The issue is Job's training data is likely 99% his public "presentation voice" audio -- cadence, inflection, emphasis from public remarks at Apple events, commencement addresses, shareholder meetings, etc -- which OF COURSE sounds unnatural in regular conversation.
Meanwhile Rogan has million hours of regular conversation audio to learn from.
Humans are expensive though. If you have a lot of speech to record, it might be cheaper to use the human to train the AI and then let the AI finish the rest.
Would the fact that Joe's data is more standardized and produced the same way. Job's data is likely a mix of different volumes, echo levels, processing have an effect
Probably significantly more training data for Rogan than Jobs and a much wider range thanks to his long running pod cast. I am not super familiar with Steve Jobs so I can't think of anything other than his keynotes and some interviews that you would be able to use for him.

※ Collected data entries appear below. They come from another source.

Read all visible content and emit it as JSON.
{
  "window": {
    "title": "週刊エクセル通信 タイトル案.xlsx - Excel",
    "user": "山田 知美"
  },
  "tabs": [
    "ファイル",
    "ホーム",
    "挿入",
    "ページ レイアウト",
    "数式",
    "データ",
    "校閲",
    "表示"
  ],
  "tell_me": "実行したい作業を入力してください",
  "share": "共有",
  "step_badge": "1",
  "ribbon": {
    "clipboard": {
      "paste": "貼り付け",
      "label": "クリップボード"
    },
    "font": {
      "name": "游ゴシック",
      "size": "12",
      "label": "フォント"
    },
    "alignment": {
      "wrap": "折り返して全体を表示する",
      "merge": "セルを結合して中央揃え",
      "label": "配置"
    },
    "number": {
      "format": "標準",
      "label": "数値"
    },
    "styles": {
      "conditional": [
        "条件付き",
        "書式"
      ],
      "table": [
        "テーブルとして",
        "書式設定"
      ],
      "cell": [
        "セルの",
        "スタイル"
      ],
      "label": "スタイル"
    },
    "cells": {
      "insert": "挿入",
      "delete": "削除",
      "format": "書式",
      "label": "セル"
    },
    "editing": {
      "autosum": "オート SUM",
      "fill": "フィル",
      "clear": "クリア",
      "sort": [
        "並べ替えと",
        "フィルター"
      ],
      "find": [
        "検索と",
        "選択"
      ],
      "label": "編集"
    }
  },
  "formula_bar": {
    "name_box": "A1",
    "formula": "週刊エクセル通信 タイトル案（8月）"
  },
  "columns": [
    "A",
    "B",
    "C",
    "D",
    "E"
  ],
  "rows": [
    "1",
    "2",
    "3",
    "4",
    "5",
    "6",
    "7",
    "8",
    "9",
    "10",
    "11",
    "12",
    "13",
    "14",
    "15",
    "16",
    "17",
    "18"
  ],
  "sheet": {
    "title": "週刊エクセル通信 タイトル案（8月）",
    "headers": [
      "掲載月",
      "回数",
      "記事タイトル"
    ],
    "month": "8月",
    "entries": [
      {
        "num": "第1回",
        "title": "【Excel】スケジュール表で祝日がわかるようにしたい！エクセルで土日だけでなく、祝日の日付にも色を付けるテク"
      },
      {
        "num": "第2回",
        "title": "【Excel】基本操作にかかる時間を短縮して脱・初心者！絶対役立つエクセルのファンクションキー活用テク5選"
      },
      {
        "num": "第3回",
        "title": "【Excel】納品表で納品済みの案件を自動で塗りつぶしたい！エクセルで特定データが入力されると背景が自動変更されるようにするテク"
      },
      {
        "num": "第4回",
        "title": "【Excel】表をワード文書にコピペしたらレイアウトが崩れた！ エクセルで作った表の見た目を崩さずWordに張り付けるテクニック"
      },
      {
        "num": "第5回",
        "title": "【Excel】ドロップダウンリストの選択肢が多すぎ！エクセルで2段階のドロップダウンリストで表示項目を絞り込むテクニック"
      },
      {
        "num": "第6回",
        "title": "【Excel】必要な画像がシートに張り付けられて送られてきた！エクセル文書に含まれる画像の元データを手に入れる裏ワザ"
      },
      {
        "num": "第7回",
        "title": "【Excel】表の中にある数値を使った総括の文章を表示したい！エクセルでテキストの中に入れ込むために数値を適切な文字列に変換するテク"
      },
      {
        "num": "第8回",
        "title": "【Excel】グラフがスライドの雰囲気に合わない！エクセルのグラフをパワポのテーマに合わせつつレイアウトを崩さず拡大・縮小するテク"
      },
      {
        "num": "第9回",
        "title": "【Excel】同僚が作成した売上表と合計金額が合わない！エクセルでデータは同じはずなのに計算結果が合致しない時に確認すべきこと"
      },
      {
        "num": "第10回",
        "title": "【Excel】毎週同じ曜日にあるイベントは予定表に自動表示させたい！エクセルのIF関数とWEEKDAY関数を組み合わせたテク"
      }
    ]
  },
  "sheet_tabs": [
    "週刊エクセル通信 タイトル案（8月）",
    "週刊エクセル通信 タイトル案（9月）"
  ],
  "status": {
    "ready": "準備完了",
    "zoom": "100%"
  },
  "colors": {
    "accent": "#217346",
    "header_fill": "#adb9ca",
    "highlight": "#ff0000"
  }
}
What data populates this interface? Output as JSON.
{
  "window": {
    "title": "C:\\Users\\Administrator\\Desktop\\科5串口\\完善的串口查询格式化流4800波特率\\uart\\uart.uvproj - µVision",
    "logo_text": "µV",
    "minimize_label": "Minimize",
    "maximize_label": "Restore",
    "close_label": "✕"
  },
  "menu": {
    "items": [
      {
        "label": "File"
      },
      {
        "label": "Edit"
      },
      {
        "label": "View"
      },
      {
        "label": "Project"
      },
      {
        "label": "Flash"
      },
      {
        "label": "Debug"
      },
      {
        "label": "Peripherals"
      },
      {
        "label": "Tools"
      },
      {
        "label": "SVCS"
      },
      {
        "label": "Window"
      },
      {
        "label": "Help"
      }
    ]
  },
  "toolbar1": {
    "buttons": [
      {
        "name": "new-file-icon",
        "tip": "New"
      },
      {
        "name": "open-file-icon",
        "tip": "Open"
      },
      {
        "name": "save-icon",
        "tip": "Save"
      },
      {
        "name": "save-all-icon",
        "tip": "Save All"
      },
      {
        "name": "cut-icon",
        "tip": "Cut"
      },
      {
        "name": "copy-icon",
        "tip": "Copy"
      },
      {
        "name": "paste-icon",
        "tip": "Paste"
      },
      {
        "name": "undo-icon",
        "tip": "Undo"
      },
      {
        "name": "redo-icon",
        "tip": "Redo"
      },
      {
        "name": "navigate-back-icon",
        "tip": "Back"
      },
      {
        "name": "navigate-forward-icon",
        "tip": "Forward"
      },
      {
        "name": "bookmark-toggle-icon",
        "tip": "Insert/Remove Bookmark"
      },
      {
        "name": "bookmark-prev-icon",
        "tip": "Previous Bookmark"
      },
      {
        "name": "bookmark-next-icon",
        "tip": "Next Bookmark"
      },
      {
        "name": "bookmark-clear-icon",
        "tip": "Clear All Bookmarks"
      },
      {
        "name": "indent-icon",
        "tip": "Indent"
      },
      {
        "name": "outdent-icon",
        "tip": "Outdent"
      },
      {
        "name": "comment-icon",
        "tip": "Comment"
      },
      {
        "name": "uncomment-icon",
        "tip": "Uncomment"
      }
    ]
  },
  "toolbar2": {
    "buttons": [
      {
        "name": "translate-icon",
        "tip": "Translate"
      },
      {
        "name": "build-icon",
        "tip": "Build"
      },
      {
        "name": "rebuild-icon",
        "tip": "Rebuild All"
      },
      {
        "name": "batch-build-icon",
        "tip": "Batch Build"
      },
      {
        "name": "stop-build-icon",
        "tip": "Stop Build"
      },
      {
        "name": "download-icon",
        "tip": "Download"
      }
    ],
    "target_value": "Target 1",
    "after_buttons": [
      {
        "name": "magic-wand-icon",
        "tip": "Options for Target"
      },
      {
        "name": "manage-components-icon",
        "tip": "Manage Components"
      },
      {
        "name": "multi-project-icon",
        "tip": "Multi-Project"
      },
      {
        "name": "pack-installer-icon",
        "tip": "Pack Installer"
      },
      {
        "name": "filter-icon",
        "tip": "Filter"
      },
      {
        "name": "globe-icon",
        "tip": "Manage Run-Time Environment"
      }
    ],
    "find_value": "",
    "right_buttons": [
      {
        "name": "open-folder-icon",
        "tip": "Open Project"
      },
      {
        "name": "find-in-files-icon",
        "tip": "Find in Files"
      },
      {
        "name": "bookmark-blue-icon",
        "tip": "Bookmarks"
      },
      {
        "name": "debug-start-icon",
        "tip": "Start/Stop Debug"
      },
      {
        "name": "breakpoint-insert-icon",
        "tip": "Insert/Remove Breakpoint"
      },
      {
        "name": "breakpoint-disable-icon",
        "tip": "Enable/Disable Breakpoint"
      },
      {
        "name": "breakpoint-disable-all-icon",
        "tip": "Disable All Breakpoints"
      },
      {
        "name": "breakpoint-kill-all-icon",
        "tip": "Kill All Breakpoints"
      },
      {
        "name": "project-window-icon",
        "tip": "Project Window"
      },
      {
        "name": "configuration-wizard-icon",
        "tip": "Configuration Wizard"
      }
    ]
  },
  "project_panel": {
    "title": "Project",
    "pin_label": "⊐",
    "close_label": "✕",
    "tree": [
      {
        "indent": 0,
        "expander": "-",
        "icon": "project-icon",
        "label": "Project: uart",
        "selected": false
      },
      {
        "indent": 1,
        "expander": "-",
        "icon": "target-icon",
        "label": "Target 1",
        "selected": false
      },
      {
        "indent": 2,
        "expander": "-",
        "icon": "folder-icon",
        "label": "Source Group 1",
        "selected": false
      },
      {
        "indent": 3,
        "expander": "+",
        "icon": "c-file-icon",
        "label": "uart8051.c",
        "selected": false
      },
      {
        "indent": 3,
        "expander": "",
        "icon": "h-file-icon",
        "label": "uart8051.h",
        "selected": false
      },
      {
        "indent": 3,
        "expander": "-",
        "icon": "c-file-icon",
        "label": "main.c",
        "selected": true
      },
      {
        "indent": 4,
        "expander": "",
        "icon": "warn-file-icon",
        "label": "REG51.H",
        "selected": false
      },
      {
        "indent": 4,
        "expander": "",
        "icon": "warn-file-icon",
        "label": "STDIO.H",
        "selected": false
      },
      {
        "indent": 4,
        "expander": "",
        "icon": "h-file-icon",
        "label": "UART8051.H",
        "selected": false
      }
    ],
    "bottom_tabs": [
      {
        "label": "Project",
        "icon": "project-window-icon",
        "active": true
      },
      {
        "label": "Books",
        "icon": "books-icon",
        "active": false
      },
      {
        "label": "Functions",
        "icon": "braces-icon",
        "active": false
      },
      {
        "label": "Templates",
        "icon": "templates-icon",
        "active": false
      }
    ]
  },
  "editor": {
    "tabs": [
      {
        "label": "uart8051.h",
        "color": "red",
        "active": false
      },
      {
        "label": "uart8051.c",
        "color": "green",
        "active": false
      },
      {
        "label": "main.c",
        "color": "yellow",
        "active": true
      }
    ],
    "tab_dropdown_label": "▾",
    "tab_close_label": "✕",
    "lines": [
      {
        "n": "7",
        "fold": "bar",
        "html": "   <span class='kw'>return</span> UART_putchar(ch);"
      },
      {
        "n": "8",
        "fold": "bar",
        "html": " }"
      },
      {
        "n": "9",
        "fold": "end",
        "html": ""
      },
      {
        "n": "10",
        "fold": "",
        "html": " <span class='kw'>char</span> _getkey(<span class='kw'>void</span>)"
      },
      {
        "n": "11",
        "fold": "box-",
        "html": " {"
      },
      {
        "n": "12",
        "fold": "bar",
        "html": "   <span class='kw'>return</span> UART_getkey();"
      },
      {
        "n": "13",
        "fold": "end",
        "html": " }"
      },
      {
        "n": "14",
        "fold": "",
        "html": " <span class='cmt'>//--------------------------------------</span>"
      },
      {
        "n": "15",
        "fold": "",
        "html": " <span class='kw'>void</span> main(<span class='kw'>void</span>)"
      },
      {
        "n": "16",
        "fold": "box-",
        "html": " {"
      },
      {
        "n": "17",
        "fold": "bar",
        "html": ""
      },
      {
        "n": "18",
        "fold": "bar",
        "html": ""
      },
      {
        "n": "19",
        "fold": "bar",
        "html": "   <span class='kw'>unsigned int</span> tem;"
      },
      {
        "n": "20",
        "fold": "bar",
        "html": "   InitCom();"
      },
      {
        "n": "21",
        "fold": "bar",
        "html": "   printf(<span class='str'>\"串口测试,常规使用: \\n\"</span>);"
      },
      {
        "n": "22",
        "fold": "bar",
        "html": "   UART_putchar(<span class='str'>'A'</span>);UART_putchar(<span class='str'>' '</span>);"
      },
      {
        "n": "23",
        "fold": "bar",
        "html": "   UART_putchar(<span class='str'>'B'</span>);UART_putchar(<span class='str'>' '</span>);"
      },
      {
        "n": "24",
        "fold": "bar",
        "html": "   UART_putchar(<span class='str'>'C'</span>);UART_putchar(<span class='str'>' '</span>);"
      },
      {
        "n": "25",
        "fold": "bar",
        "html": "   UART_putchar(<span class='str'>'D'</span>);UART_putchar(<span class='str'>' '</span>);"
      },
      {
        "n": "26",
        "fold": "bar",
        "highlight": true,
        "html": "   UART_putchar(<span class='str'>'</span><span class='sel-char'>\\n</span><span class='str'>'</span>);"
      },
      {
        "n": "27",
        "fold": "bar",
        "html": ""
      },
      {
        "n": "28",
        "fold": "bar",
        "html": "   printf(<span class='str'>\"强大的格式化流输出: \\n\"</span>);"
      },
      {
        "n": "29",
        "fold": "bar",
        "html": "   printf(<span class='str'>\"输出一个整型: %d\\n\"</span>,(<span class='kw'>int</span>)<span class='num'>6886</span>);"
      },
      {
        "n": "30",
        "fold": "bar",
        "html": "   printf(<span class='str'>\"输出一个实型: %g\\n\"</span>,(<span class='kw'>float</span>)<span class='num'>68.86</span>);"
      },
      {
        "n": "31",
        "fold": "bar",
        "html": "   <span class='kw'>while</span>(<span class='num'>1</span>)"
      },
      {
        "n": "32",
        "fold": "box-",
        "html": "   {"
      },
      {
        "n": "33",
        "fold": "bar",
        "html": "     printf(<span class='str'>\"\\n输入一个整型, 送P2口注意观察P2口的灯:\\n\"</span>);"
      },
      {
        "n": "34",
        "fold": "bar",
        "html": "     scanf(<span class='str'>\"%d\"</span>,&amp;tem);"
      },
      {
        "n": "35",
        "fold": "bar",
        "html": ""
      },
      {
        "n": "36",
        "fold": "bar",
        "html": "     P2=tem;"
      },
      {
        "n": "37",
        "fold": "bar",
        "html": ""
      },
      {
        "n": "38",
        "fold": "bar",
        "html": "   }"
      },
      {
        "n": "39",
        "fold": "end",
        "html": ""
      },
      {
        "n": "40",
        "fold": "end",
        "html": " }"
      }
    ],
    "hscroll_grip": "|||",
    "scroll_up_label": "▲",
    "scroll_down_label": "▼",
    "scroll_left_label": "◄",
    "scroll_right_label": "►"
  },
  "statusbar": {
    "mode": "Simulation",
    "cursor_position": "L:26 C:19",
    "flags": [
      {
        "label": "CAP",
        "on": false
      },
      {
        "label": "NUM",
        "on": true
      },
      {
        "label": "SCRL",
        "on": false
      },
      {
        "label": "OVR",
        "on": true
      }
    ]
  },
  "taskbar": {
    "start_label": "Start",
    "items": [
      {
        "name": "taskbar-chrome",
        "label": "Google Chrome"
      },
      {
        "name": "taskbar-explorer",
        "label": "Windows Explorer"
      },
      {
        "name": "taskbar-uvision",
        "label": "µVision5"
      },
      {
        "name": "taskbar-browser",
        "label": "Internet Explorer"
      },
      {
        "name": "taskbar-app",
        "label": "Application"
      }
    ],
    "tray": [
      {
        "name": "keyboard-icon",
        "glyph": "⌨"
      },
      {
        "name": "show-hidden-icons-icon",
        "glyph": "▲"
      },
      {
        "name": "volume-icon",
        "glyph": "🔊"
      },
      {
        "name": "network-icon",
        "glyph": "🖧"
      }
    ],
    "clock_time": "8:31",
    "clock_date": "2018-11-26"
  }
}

Unrelated point...that laugh was incredibly bad and repetitive to the point it felt like they were playing laugh.wav file each time they wanted a laugh instead of generating a new laugh of variable pitch and length.
Maybe there's more training data available for Rogan. The guy pumps out hundreds of hours of content a year in which he's recorded discussing every topic under the sun. I can't imagine there's a similar quantity of recordings of Jobs's voice - or of almost anyone's voice for that matter.
Edit: four other people replied in the time it took me to type two sentences. I guess the answer is that obvious.
Presumably because we have hours, days, weeks of Joe Rogan speaking - not just on his podcast but as a sports announcer as well. Steve Jobs... we have a few speeches and presentations, but we don't have much data on how he spoke by comparison.